Die Zukunft der Immobilien-Transparenz

Der Index zeigt stetige Fortschritte, die auf Bemühungen der Branche und der nationalen Regierungen zurückzuführen sind. Nichtsdestotrotz gibt es noch immer zu viele Beispiele intransparenter und korrupter Praktiken, von schlechter Unternehmensführung und des Scheiterns bei der Durchsetzung von Vorschriften mit ernsthaften Folgen für die Gesellschaft, die Unternehmensaktivitäten und die Investitionen. Investoren und Mieter werden Länder meiden, die solchen Versäumnissen nicht beikommen können und werden stattdessen in transparentere Märkte ausweichen.

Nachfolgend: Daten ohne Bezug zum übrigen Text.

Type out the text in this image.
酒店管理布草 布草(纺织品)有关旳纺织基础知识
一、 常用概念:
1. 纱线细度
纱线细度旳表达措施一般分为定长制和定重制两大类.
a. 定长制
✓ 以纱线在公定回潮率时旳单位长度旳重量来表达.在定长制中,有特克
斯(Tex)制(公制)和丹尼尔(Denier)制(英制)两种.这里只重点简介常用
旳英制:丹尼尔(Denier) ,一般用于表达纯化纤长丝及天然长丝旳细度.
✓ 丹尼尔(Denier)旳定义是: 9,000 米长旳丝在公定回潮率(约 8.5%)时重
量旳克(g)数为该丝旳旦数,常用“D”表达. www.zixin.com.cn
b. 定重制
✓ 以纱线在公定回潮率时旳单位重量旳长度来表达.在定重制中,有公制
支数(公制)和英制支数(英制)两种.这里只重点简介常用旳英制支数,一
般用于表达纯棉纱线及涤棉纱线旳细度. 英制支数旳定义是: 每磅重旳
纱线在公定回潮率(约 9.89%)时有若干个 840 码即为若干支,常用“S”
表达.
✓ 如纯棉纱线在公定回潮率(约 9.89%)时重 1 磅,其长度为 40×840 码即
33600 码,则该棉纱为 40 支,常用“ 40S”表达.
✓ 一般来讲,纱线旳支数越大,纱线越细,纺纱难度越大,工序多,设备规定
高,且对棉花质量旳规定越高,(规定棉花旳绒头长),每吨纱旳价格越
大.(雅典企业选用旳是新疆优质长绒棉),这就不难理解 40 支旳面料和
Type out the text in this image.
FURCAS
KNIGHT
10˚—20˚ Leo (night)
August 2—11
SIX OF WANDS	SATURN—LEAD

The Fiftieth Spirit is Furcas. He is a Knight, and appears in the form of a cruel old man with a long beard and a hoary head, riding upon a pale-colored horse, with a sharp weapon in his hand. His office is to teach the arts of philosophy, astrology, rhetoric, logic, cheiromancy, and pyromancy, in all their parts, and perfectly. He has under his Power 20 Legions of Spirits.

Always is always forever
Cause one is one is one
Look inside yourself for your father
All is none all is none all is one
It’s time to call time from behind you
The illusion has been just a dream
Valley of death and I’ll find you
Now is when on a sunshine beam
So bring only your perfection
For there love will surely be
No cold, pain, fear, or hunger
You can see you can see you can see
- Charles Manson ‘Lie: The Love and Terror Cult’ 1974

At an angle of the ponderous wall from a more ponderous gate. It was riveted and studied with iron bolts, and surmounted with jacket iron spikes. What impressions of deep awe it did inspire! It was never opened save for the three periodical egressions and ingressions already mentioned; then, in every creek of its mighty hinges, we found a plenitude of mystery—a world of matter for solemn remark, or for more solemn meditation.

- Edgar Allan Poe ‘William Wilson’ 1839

Der Report unterstreicht eine Reihe von Faktoren, die die Immobilientransparenz in den nächsten Jahren beeinflussen werden:

-> Die Panama-Papiere im Frühjahr 2016 haben zu einem steigenden Druck auf das Niveau der Immobilien-Transparenz geführt und den Kampf gegen die Korruption maßgeblich auf die internationale politische Agenda gehievt. Verfahren zur Offenlegung des wirtschaftlichen Eigentümers und gegen die Geldwäsche werden im größeren Rahmen und rigoroser umgesetzt. In den nächsten Jahren werden wir wahrscheinlich bei vielen Ländern deutliche Fortschritte bei ihren Bestrebungen nach größerer Transparenz von Unternehmens- und Immobilien-Eigentum sehen.

-> Mit der Zunahme der Kapitalallokation in Immobilien steigt auch die Erwartung auf eine verbesserte Transparenz im Wettbewerb mit anderen Assetklassen. JLL rechnet in den nächsten Jahren mit der Entstehung einer neuen Kategorie: "hyper-transparent". Zwar qualifiziert sich gegenwärtig noch kein Land für diese Stufe, aber geplante Verbesserungen bei Performanceindices und Bewertungen zeigen in diese Richtung.

-> Durch die zunehmende Nicht-Duldung von Korruption in den wachsenden Mittelschichten der Welt wird die Geschwindigkeit, in der sich Veränderungen vollziehen, zunehmen, insbesondere in den semi-transparenten Ländern. Die sozialen Medien werden dabei helfen, die Aufmerksamkeit auf dieses Thema zu lenken.

-> Die Technologie wird weiter voranschreiten und es einigen Ländern ermöglichen, auf dem traditionellen Weg zur Transparenz Stufen zu überspringen. Wir beobachten bereits, wie dies in Ländern wie Kenia, Ghana und Ecuador geschieht.

-> Regulatorischen Reformen wird mehr Bedeutung beigemessen, genauso auch deren Umsetzung, insbesondere in semi-transparenten Märkten, wo derzeit die größte Diskrepanz herrscht.

Der globale Immobilien-Transparenz-Index beruht auf einer Kombination aus quantitativen Marktdaten und Informationen aus einer Umfrage des globalen Unternehmensnetzwerks von JLL und Lasalle Investment Management.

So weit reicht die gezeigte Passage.